Opinion
10246 Index 307118/13
10-31-2019
The Ofshtein Law Firm, Brooklyn (Aida Kuperman of counsel), for appellant. Picciano & Scahill, P.C., Bethpage (Gerard Ferrara of counsel), for respondent.
The Ofshtein Law Firm, Brooklyn (Aida Kuperman of counsel), for appellant.
Picciano & Scahill, P.C., Bethpage (Gerard Ferrara of counsel), for respondent.
Friedman, J.P., Kapnick, Kern, Singh, JJ.
Order, Supreme Court, Bronx County (Elizabeth A. Taylor, J.), entered on or about August 14, 2018, which denied plaintiff's motion to renew and/or vacate a prior order granting defendant's motion for summary judgment on default, unanimously affirmed, without costs.
In July 2015, plaintiff defaulted in opposing defendant's motion for summary judgment dismissing her complaint on the threshold issue of lack of a serious injury causally related to the motor vehicle accident involving defendant's vehicle ( Insurance Law § 5102[d] ). Defendant's motion was granted on default in October 2015, and plaintiff did not move to vacate the default until September 2016. In November 2016, the court denied that motion due to plaintiff's failure to file proof of personal service in compliance with the order to show cause. In March 2017, plaintiff brought this motion to renew and/or vacate the October 2015 order and also argued that the November 2016 order should be granted upon renewal.
The motion court providently exercised its discretion in declining to grant leave to renew the summary judgment motion and/or the prior motion to vacate because plaintiff raised no new facts that would have changed the outcome of the prior motions, and failed to provide a reasonable excuse for failing to present those facts at the proper time (see CPLR 2221[e] ). Plaintiff's proffered new fact, an affidavit of service of the order to show cause, did not demonstrate personal service in compliance with the court's directive. Nor did her recently acquired affirmed medical report warrant renewal of the motion. Renewal is granted sparingly and is not a second chance freely given to parties who have failed to exercise due diligence in making their first factual presentation (see Henry v. Peguero, 72 A.D.3d 600, 602, 900 N.Y.S.2d 49 [1st Dept. 2010], appeal dismissed 15 N.Y.3d 820, 908 N.Y.S.2d 152, 934 N.E.2d 886 [2010] ; Chelsea Piers Mgt. v. Forest Elec. Corp., 281 A.D.2d 252, 252, 722 N.Y.S.2d 29 [1st Dept. 2001] ).

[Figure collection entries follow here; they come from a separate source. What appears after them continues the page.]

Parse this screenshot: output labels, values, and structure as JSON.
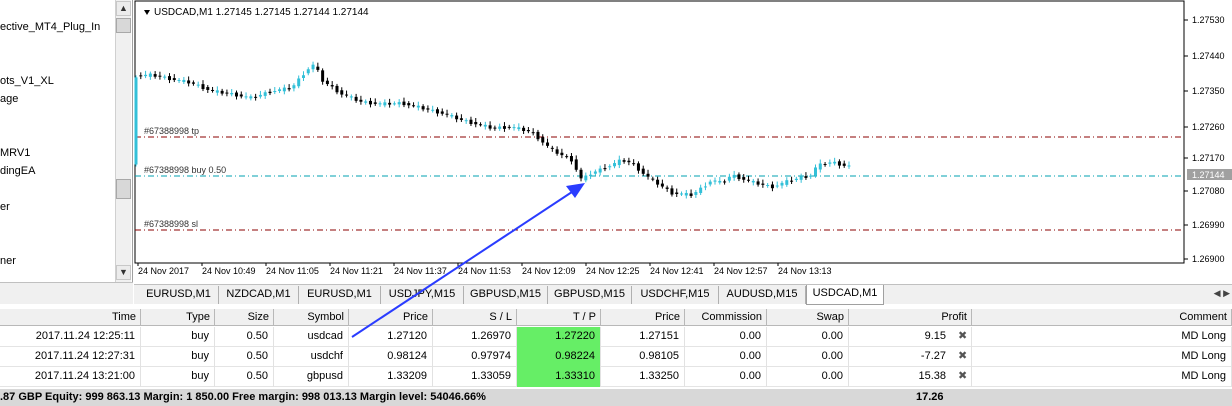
{
  "navigator": {
    "items": [
      "ective_MT4_Plug_In",
      "ots_V1_XL",
      "age",
      "MRV1",
      "dingEA",
      "er",
      "ner"
    ]
  },
  "chart": {
    "header": "USDCAD,M1  1.27145 1.27145 1.27144 1.27144",
    "price_labels": [
      "1.27530",
      "1.27440",
      "1.27350",
      "1.27260",
      "1.27170",
      "1.27080",
      "1.26990",
      "1.26900"
    ],
    "current_price": "1.27144",
    "time_labels": [
      "24 Nov 2017",
      "24 Nov 10:49",
      "24 Nov 11:05",
      "24 Nov 11:21",
      "24 Nov 11:37",
      "24 Nov 11:53",
      "24 Nov 12:09",
      "24 Nov 12:25",
      "24 Nov 12:41",
      "24 Nov 12:57",
      "24 Nov 13:13"
    ],
    "lines": {
      "tp_label": "#67388998 tp",
      "buy_label": "#67388998 buy 0.50",
      "sl_label": "#67388998 sl"
    },
    "colors": {
      "bull": "#33c0d8",
      "bear": "#000000",
      "tp_line": "#8b0000",
      "buy_line": "#00a0b0",
      "sl_line": "#8b0000",
      "arrow": "#2a3cff"
    }
  },
  "chart_tabs": [
    "EURUSD,M1",
    "NZDCAD,M1",
    "EURUSD,M1",
    "USDJPY,M15",
    "GBPUSD,M15",
    "GBPUSD,M15",
    "USDCHF,M15",
    "AUDUSD,M15",
    "USDCAD,M1"
  ],
  "terminal": {
    "headers": [
      "Time",
      "Type",
      "Size",
      "Symbol",
      "Price",
      "S / L",
      "T / P",
      "Price",
      "Commission",
      "Swap",
      "Profit",
      "Comment"
    ],
    "rows": [
      [
        "2017.11.24 12:25:11",
        "buy",
        "0.50",
        "usdcad",
        "1.27120",
        "1.26970",
        "1.27220",
        "1.27151",
        "0.00",
        "0.00",
        "9.15",
        "MD Long"
      ],
      [
        "2017.11.24 12:27:31",
        "buy",
        "0.50",
        "usdchf",
        "0.98124",
        "0.97974",
        "0.98224",
        "0.98105",
        "0.00",
        "0.00",
        "-7.27",
        "MD Long"
      ],
      [
        "2017.11.24 13:21:00",
        "buy",
        "0.50",
        "gbpusd",
        "1.33209",
        "1.33059",
        "1.33310",
        "1.33250",
        "0.00",
        "0.00",
        "15.38",
        "MD Long"
      ]
    ],
    "close_symbol": "✖",
    "summary_text": ".87 GBP  Equity: 999 863.13  Margin: 1 850.00  Free margin: 998 013.13  Margin level: 54046.66%",
    "summary_profit": "17.26"
  }
}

Alternatively, considering the belated motion to vacate the default on the merits, we find that plaintiff failed to provide a reasonable excuse for defaulting on defendant's motion for summary judgment (see CPLR 5015[a][1] ). Plaintiff's counsel did not adequately explain the inability to timely obtain medical documents in admissible form to oppose the motion, or her failure either to seek an adjournment or to submit opposition explaining the inability to obtain medical evidence in admissible form (see generally Zuckerman v. City of New York, 49 N.Y.2d 557, 562, 427 N.Y.S.2d 595, 404 N.E.2d 718 [1980] ). Nor did counsel explain why it took nearly two months to receive the treating doctor's report after it was prepared and another eleven months to obtain an attestation from the doctor.
Counsel's vague and unsubstantiated claim that repeated requests were made for the doctor to provide the report did not amount to a reasonable excuse for the default, which had already occurred (see Fernandez v. Santos, 161 A.D.3d 473, 474, 76 N.Y.S.3d 147 [1st Dept. 2018] ; Galaxy Gen. Contr. Corp. v. 2201 7th Ave. Realty LLC, 95 A.D.3d 789, 790, 945 N.Y.S.2d 298 [1st Dept. 2012] ). While the issue need not be reached due to the absence of an acceptable excuse for the default (see Fernandez v. Santos, 161 A.D.3d at 474, 76 N.Y.S.3d 147 ), plaintiff also failed to demonstrate a meritorious defense to defendant's motion for summary judgment on the threshold serious injury issue. Among other things, the affirmed medical report did not provide proof of contemporaneous treatment of the claimed shoulder injury or of significant or permanent consequential limitations in range of motion as compared to normal (see Toure v. Avis Rent A Car Sys., 98 N.Y.2d 345, 353, 746 N.Y.S.2d 865, 774 N.E.2d 1197 [2002] ; Stephanie N. v. Davis, 126 A.D.3d 502, 502, 5 N.Y.S.3d 412 [1st Dept. 2015] ).
We have considered plaintiff's remaining arguments and find them unavailing.